Using Climate Forecasts for Water Management: Arizona and the 1997-1998 El Nino
|Title||Using Climate Forecasts for Water Management: Arizona and the 1997-1998 El Nino|
|Year of Publication||2001|
|Authors||Pagano, T, Hartmann, H, Sorooshian, S|
|Journal||JAWRA Journal of the American Water Resources Association|
Unrelenting pressure on limited surface water supplies requires increasingly sophisticated water management approaches. Climate forecasts of seasonal precipitation and temperature are potentially useful, but the operational water management community currently underutilizes them. However, some agencies in Arizona took unprecedented advantage of forecasts for a potentially wet winter during the 1997–1998 El Niño event. This study investigates use of this information through a series of semi-structured in-depth interviews with key personnel from agencies responsible for emergency management and water supply; their jurisdictions ranged from urban to rural and local to regional. Interviews investigated information acquisition, interpretation, and incorporation into specific decisions and actions.
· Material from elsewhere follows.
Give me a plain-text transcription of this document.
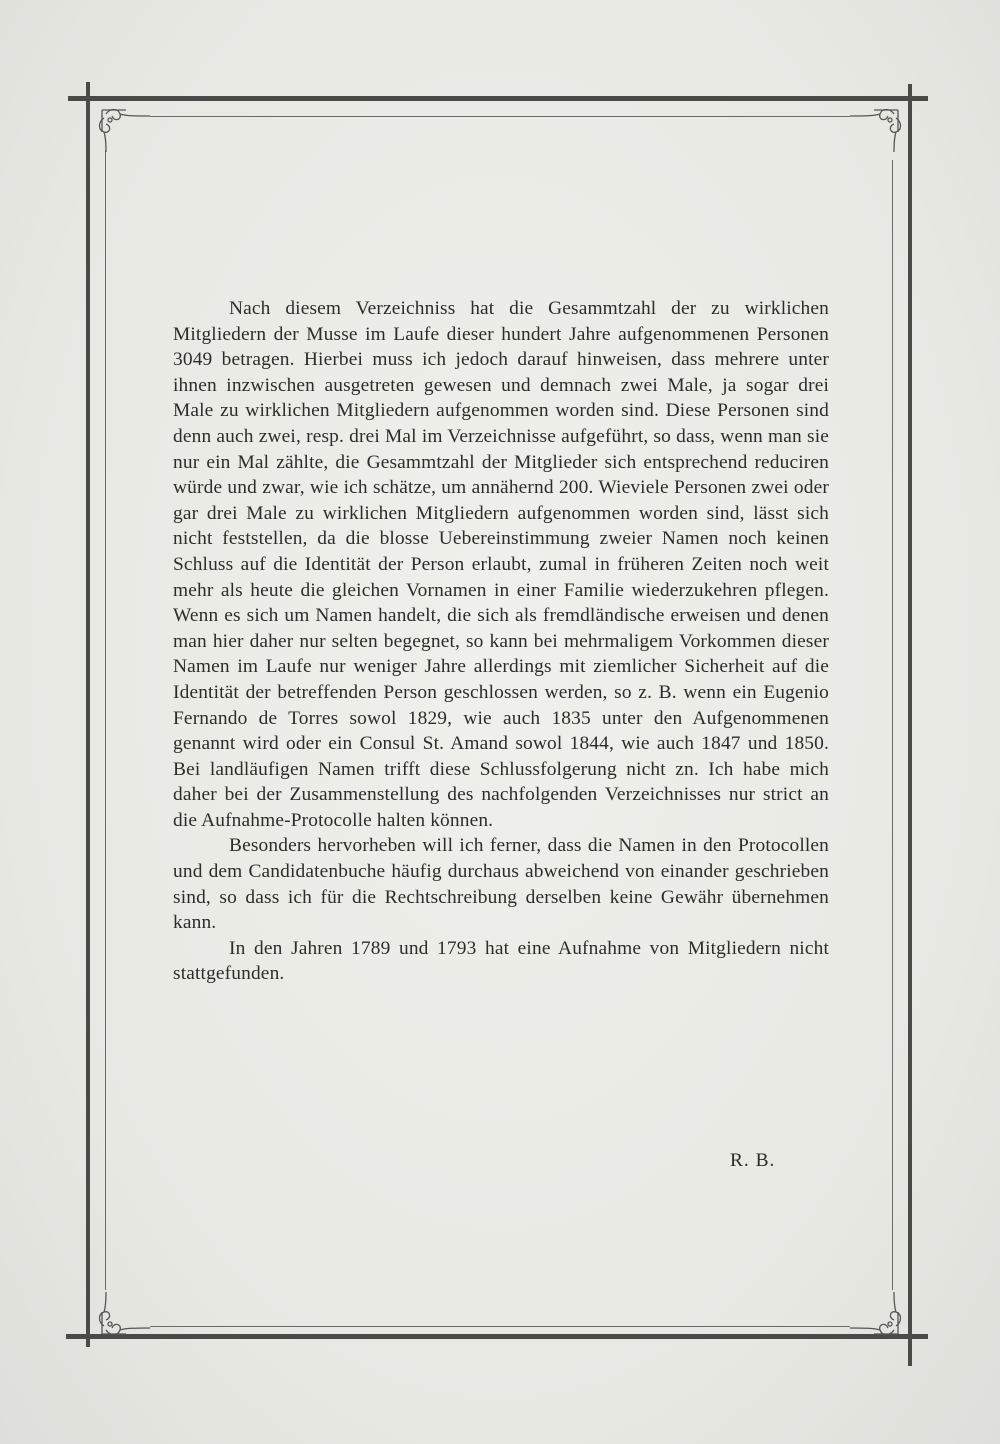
Nach diesem Verzeichniss hat die Gesammtzahl der zu wirklichen Mitgliedern der Musse im Laufe dieser hundert Jahre aufgenommenen Personen 3049 betragen. Hierbei muss ich jedoch darauf hinweisen, dass mehrere unter ihnen inzwischen ausgetreten gewesen und demnach zwei Male, ja sogar drei Male zu wirklichen Mitgliedern aufgenommen worden sind. Diese Personen sind denn auch zwei, resp. drei Mal im Verzeichnisse aufgeführt, so dass, wenn man sie nur ein Mal zählte, die Gesammtzahl der Mitglieder sich entsprechend reduciren würde und zwar, wie ich schätze, um annähernd 200. Wieviele Personen zwei oder gar drei Male zu wirklichen Mitgliedern aufgenommen worden sind, lässt sich nicht feststellen, da die blosse Uebereinstimmung zweier Namen noch keinen Schluss auf die Identität der Person erlaubt, zumal in früheren Zeiten noch weit mehr als heute die gleichen Vornamen in einer Familie wiederzukehren pflegen. Wenn es sich um Namen handelt, die sich als fremdländische erweisen und denen man hier daher nur selten begegnet, so kann bei mehrmaligem Vorkommen dieser Namen im Laufe nur weniger Jahre allerdings mit ziemlicher Sicherheit auf die Identität der betreffenden Person geschlossen werden, so z. B. wenn ein Eugenio Fernando de Torres sowol 1829, wie auch 1835 unter den Aufgenommenen genannt wird oder ein Consul St. Amand sowol 1844, wie auch 1847 und 1850. Bei landläufigen Namen trifft diese Schlussfolgerung nicht zn. Ich habe mich daher bei der Zusammenstellung des nachfolgenden Verzeichnisses nur strict an die Aufnahme-Protocolle halten können.

Besonders hervorheben will ich ferner, dass die Namen in den Protocollen und dem Candidatenbuche häufig durchaus abweichend von einander geschrieben sind, so dass ich für die Rechtschreibung derselben keine Gewähr übernehmen kann.

In den Jahren 1789 und 1793 hat eine Aufnahme von Mitgliedern nicht stattgefunden.

R. B.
While unprecedented actions were taken by some water management agencies and no agencies implemented inappropriate measures, some missed opportunities for more effective response, primarily through inaction. This study reveals a variety of technical factors and institutional characteristics affecting forecast use. Study findings emphasize the need for: (a) closer ongoing relationships between forecast producers and users, (b) increased institutional flexibility to exploit the increasing skill of seasonal climate forecasts, (c) demonstration projects of effective forecast use, and (d) a regional forum to facilitate information transfer between the hydro-climatic research community and operational water managers.